Alixx Schottland: When I committed to writing a story about teen homelessness and the power of music as a lifeline, my husband suggested I volunteer to understand the experience truly. A friend introduced me to The Door, an organization serving at-risk and homeless youth ages 13–23 that provides medical and legal services, three meals a day, a rigorous arts education, and homeless shelter placements. 

I began hosting monthly movie nights with Q&As, and the stories I heard from The Door Members— of resilience, survival, and the role of the arts in healing — were profoundly inspiring. Many of those themes made their way into Love Music Shelter and Harmony & Hope.

What started as research became a way of life. I now help host The Door’s annual gala, and we plan to feature several formerly homeless singers and dancers in the film, as well as some of the subway buskers I've met on the trains, giving the feature film a gritty kaleidoscope of authenticity and magic! 

Alixx Schottland with Scott Rosenfelt

What projects do you have coming up? 

Alixx Schottland: My production company, Over The Rainbow Entertainments, is producing or co-producing an exciting slate, including:

• Slapface 2 – a social-awareness horror-thriller

• Deadly Beloved –  a mind bending, horror/thriller

• The Housewife – a trilogy thriller, with a focus on female empowerment 

• Chango – crime drama/docuseries/feature film based on actual events

• Thomas is Tuesday – inspired by my dear friend Karen Sach’s real story of surviving Stage 4 colon cancer after 9/11 and finding a love that helped save her life.

We’re incredibly energized about the social-impact work embedded in these stories.

What would you like to accomplish in the next five years?

Alixx Schottland: I want to see our full slate of films go into production and donate a percentage of profits back to the organizations each project aligns with. I’d love for our company to have a dedicated office in Soho or Tribeca and a larger team so we can make even more films that entertain, educate, empower, and perform well with streamers and at the box office.And because my roots are in theatre, I would love to bring Harmony & Hope to Broadway someday.

What advice do you have for women — or men — who want to follow in your footsteps? What surprised you most about making movies?
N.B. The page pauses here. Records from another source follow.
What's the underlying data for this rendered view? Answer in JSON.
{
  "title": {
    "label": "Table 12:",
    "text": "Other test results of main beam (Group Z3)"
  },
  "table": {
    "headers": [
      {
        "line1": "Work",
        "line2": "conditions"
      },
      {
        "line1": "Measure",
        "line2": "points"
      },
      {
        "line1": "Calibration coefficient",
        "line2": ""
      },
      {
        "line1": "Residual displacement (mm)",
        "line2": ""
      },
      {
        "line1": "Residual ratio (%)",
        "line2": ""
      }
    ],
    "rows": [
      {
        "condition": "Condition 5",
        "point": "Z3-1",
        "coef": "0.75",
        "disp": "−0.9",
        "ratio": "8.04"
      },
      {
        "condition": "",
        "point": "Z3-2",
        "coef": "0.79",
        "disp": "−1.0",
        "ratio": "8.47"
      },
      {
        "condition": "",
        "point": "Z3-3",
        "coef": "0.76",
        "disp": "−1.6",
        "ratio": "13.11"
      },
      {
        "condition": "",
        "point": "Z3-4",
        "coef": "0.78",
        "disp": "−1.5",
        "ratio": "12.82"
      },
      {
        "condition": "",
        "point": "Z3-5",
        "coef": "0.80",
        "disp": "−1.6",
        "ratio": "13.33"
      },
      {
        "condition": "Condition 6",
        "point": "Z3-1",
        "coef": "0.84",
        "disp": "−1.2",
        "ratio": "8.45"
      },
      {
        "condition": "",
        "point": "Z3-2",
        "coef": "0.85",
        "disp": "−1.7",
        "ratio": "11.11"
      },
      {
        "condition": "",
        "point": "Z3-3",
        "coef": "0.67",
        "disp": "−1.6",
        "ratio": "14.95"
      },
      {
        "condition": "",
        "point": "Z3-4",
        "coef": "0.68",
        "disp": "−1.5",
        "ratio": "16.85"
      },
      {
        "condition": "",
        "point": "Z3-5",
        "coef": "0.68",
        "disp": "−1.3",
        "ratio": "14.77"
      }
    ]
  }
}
Alixx Schottland: I never realized I could create my own work. I thought I could only be an actress — and didn’t know that by building a community of creatives (editors, DPs, writers, executive producers), we could produce our own content instead of waiting for the phone to ring. I have to thank my frequent collaborative producer, Mike Manning, because his film Slapface was the first I ever helped to executive produce, and he was the one who told me that if I could raise the remaining funding, I could join the business side of filmmaking and become an EP! 

My advice:

Find your tribe. 

ONLY work with people you can trust

Find a charity or organization you align with.

Pay it forward

Create stories from your heart.

Short films are a fantastic way to get attention for a project, and the festival circuit is both thrilling and validating. I recommend self-funding if possible, collaborating with trusted partners, or doing a targeted crowdfunding campaign.


LIBBY LIGHTNING ROUND

2–3 Series you’ve been binging:
Black RabbitNobody Wants This, and re-binging Emily in Paris

Top Films:
Begin AgainA Complete UnknownGone With The WindCall Me By Your Name, and The Sound of Music (sorry — I needed five!)

Motto you live by:
Live in the moment with complete certainty that you are on the right path. Trust yourself. Don't let anyone tell you NO!

How you unwind:
Yoga, lavender, Epsom-salt baths, and long walks on the beach.

New York or LA?
Definitely NYC.

Bagels or baguettes?
Bagels — specifically from Zucker’s in NYC.

Your dream vacation:
A yoga retreat on an island like Tulum… or Morocco.

Most important item you carry:
My lipstick and my notebook.

Best advice you’ve ever been given:
Stay your course and don’t divert — which I did… but now I’m back.

What brings you joy every day?
Sunshine on my face, meditation, my friends, and most importantly, my two beautiful sons and my husband.